For clinical use, it would be more advantageous if the analyses could be performed on blood instead of tissue samples. Such blood analyses, which detect the small amounts of DNA that circulate in the blood, are also known as "liquid biopsy."
The Heidelberg team therefore also applied the six methylation markers to a small number of blood samples from patients with chronic pancreatitis or pancreatic cancer to demonstrate their applicability in blood as well. As previously in tissue, the methylation markers were able to diagnose patients with high accuracy.

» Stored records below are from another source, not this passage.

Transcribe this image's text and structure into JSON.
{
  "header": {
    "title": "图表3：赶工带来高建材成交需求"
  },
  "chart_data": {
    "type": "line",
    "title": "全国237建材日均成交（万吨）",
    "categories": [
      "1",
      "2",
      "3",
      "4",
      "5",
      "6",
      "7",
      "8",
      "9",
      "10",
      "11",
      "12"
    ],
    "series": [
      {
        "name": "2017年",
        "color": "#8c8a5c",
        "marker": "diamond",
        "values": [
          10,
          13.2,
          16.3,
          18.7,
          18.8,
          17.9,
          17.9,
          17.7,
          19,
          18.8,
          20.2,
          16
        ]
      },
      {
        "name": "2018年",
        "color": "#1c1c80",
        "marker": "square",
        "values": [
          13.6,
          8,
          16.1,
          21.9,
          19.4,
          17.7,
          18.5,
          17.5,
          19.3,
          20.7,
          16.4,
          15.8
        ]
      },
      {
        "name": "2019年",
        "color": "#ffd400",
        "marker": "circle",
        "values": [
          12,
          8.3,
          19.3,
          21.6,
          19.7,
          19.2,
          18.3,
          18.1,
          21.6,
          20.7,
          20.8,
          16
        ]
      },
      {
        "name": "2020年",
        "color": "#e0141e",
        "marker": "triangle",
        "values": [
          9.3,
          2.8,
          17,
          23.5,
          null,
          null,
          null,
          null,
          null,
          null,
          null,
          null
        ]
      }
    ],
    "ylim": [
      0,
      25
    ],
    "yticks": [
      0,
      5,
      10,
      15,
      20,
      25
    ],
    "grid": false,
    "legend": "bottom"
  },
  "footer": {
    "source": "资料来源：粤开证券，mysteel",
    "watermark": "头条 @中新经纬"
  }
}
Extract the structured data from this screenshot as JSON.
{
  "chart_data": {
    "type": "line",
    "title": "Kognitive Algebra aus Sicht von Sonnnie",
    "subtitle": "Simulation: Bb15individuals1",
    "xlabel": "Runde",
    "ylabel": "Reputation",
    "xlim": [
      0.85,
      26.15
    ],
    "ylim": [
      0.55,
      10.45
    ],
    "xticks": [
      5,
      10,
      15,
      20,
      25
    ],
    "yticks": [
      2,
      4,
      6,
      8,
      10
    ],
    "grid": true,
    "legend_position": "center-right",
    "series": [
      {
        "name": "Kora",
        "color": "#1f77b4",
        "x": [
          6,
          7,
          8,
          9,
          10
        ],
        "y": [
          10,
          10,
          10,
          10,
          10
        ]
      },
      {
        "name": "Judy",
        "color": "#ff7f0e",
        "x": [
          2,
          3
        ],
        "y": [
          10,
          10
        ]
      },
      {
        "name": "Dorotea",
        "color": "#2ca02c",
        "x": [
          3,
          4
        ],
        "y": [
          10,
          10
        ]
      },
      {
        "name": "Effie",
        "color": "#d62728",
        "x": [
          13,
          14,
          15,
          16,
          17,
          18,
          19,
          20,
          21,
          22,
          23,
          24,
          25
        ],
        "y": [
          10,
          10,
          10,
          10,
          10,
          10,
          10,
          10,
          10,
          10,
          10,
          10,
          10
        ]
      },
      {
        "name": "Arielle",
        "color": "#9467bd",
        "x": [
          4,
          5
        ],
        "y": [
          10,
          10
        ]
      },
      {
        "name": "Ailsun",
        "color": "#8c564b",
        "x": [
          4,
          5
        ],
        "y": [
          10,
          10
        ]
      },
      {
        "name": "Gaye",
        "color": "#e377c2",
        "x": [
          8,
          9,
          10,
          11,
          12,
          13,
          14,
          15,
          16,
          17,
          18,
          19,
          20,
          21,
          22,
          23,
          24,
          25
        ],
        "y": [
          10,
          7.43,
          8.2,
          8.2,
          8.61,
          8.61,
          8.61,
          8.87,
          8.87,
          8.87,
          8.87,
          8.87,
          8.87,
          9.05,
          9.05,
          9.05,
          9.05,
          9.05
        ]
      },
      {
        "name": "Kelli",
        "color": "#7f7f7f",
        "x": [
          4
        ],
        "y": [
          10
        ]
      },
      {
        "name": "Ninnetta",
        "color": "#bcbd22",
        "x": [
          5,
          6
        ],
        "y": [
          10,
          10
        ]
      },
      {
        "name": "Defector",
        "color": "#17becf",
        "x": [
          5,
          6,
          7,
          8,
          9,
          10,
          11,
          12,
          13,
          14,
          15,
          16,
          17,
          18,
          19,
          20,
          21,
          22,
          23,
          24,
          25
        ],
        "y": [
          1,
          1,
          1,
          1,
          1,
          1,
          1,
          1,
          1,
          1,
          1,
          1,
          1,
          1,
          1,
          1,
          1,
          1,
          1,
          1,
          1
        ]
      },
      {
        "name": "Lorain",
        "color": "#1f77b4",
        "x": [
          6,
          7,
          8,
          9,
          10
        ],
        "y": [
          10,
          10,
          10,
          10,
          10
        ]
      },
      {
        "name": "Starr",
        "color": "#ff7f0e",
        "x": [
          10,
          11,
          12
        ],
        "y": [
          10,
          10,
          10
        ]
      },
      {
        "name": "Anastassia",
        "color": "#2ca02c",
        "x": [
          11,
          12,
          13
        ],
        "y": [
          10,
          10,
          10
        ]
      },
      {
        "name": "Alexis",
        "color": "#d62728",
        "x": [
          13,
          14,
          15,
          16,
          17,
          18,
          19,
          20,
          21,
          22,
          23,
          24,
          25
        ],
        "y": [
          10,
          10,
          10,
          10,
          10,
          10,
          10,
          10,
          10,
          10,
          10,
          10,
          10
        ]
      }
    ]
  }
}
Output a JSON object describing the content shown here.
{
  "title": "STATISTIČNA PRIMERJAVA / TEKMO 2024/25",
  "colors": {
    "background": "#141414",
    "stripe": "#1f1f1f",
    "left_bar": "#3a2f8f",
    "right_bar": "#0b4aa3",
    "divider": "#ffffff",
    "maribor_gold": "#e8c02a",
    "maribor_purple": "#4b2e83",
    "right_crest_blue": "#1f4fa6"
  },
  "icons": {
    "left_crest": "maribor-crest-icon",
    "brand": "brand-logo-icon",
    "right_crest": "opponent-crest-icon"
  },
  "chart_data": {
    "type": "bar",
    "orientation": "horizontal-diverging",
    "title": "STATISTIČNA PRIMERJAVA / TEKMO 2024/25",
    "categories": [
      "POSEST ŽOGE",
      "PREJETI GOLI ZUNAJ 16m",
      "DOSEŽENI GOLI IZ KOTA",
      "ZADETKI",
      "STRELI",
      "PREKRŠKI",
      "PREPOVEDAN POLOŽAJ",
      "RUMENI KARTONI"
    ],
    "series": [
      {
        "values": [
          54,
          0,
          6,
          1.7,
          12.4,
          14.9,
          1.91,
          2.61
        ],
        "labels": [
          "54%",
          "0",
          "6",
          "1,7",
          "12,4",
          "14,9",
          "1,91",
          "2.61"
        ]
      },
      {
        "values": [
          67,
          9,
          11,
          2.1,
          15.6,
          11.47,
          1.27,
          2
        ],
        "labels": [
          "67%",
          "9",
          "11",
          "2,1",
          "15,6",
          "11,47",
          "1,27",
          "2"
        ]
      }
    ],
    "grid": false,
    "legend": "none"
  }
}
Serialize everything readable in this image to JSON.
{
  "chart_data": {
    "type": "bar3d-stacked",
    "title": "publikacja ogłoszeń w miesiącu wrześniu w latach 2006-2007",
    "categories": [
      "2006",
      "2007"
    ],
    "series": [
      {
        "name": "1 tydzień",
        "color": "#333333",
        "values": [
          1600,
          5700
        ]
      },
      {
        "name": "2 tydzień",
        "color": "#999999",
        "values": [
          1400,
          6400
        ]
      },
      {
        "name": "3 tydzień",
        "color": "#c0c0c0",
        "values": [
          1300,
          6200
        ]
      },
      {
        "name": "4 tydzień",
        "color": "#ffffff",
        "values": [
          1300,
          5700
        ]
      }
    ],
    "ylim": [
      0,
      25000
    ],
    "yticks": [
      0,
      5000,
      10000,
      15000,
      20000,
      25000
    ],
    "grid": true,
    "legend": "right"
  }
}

"Of course, the procedure must be validated on a large number of blood samples and confirmed in a trial under clinical conditions in order to finally assess its actual benefit for clinical practice," says study leader Jörg Hoheisel. "If the result is confirmed in this process, it could have a significant impact on clinical care and patient prognosis."
Hoheisel assumes that the algorithm developed for this data analysis can also be helpful in the search for biomarkers for other diseases.